I KNOW it was nothing he could have imagined would happen, but he went around the corner and out of sight and never looked back-when I realized he was not going to help me out of the situation I had gotten into... I got mad at him myself. And I was being held by a total stranger and could not move. I could not get enough air to yell, he had my arms pinned to my sides in his grip, I was scared. I guess I need to come up with a plan for if something like that happens again. The whole weekend felt like Matt was not taking good care of me, like he could really care less how I felt or what might happen to me, it broke something with us and I am as unhappy as I have ever been in my life.
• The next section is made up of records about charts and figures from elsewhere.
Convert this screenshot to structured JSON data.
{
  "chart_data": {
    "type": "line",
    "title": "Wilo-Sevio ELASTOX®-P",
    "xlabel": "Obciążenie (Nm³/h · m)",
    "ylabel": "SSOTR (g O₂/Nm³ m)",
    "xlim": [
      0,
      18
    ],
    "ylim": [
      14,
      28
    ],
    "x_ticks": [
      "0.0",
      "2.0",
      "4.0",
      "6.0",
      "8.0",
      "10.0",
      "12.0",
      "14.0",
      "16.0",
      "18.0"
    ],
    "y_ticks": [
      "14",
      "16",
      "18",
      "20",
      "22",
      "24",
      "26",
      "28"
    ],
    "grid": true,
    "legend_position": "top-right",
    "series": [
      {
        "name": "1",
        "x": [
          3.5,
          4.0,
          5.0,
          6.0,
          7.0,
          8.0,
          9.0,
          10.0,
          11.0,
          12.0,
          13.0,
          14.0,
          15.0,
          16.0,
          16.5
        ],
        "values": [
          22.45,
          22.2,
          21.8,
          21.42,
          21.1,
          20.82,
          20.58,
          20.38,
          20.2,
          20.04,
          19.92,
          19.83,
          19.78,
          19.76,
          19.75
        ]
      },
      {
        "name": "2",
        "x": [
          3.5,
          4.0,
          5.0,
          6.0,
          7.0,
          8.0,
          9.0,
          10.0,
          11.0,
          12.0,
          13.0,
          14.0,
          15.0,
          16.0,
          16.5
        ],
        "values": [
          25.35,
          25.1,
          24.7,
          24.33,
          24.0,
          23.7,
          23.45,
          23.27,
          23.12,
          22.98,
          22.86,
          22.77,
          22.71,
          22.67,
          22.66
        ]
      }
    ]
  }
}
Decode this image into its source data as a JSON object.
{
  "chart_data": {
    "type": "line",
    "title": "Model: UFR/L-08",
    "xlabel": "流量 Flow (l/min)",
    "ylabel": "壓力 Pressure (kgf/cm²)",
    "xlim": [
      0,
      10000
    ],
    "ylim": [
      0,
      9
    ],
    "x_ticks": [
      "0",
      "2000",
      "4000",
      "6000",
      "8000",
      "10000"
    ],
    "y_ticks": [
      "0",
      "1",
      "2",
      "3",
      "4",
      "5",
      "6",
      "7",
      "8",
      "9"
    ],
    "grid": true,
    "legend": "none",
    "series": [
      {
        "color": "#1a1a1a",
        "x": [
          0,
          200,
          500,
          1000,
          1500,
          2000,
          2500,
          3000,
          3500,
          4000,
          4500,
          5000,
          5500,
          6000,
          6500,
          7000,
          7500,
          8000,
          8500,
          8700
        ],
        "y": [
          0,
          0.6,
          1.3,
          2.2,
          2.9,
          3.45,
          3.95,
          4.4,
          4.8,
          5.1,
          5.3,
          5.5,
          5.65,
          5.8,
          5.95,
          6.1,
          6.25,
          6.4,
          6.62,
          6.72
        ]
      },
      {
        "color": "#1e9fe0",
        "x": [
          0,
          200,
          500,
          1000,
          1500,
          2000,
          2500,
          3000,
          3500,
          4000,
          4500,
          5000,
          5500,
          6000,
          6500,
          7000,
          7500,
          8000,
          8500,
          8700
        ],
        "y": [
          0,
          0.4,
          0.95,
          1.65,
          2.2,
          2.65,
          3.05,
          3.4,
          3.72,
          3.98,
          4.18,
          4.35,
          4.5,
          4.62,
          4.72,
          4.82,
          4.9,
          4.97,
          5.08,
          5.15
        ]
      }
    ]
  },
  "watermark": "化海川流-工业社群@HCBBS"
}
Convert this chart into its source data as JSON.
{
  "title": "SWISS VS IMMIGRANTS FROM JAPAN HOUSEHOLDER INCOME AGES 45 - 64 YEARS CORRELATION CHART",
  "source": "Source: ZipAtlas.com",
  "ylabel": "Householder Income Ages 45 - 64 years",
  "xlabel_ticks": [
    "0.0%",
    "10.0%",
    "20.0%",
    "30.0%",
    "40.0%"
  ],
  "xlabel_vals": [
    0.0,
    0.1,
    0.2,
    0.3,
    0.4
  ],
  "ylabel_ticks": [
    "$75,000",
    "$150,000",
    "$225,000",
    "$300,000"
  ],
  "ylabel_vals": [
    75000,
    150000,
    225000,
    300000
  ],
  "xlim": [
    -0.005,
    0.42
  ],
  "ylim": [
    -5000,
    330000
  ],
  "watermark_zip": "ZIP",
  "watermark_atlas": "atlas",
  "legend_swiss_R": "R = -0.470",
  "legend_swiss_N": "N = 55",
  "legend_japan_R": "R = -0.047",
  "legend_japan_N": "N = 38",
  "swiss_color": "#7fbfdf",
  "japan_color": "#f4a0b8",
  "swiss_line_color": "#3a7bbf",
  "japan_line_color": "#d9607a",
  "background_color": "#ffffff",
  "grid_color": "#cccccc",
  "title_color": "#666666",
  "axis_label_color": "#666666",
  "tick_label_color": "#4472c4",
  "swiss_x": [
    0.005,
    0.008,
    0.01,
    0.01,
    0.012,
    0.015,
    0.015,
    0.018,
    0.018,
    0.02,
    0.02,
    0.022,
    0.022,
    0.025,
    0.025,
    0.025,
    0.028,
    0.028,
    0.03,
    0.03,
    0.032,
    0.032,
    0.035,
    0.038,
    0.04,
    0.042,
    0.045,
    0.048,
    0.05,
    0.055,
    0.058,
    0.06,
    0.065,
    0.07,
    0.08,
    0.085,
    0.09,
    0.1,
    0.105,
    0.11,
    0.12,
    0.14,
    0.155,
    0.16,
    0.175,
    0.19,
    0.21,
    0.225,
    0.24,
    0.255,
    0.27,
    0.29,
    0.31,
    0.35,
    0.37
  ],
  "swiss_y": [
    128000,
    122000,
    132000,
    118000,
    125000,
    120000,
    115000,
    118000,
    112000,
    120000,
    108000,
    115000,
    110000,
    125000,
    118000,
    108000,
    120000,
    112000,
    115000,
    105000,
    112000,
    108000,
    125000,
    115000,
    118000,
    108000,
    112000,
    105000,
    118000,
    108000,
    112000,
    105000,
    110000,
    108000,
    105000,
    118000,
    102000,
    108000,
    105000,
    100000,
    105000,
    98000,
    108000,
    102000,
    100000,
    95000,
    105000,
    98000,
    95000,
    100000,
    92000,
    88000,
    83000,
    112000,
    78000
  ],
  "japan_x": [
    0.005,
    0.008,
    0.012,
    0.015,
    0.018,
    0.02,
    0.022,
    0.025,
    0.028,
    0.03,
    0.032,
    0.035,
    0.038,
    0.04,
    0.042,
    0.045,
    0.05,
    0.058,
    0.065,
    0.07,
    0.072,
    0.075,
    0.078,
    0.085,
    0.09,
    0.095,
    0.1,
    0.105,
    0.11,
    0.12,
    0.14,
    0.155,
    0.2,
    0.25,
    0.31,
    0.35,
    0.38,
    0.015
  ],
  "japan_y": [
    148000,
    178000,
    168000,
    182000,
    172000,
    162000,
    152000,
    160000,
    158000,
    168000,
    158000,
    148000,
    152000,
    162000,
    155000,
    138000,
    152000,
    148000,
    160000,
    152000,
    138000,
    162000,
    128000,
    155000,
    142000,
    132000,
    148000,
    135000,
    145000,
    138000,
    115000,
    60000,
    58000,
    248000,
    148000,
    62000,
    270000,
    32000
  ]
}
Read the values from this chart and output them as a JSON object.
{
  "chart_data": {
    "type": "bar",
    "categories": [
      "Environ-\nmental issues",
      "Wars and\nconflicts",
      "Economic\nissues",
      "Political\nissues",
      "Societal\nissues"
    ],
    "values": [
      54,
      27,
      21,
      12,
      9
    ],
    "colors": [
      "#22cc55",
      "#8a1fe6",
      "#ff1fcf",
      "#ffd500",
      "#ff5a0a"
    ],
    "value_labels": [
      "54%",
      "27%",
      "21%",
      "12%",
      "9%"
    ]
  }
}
After the greenway, we went to Barfield-Crescent park and met up with Katy and hung out until nearly dark. We played and hiked and looked at snakes and meandered around. Ben ended up going home with Alex for the night and we came on back, getting in after 9 and leaving everything in the van, camper hooked up and all. I was sick off and on during the night, I think Mexican on an iffy stomach was a BAD idea. I got out there this morning and unhooked the camper and moved it around and got it and the van cleaned out and everything mostly put away, got the laundry going. There's just SO much work to camping, so many details and decisions and things to remember to go in a certain order and things you have to have. I did NOT want to deal with all of that feeling as bad as I have been, but it's over now.

 


I hope the poison oak fairy passes Alex by!

At Cannonsburgh/greenway:


There are some mixed reactions to the World's Largest Cedar Bucket!

We parked here and walked the half mile or so to Sally Lemon's for lunch, then after lunch we kept walking a ways on the greenway and Katy called while I was looking at a duck, so we were headed back to meet up with them when I was...hugged. It seems so weird how scary that was as if the fault lay with me/my perceptions. I reported him anyway, it was not the first 'strange encounter' on the greenway they have had.

At Barfield:


After a mile long stroll to the river, we encounter one snake after another.
It's a fitting triubute to 'flip a rock day' which was Sunday. The whole ide behind it is that you'll never know what you'll find!

Jake and I headed over to see the backcountry campsites.


Chan and Matt were right behind us, so Jake walked with her back. He's stil a little in the lead, that poor kid was on RED ALERT.

So Matt arranged the chairs and the kids stood behind them instead of sitting. Inde was not going to be in the picture, but Katy told her there was a hummingbird on her head, so she had to pop up and look!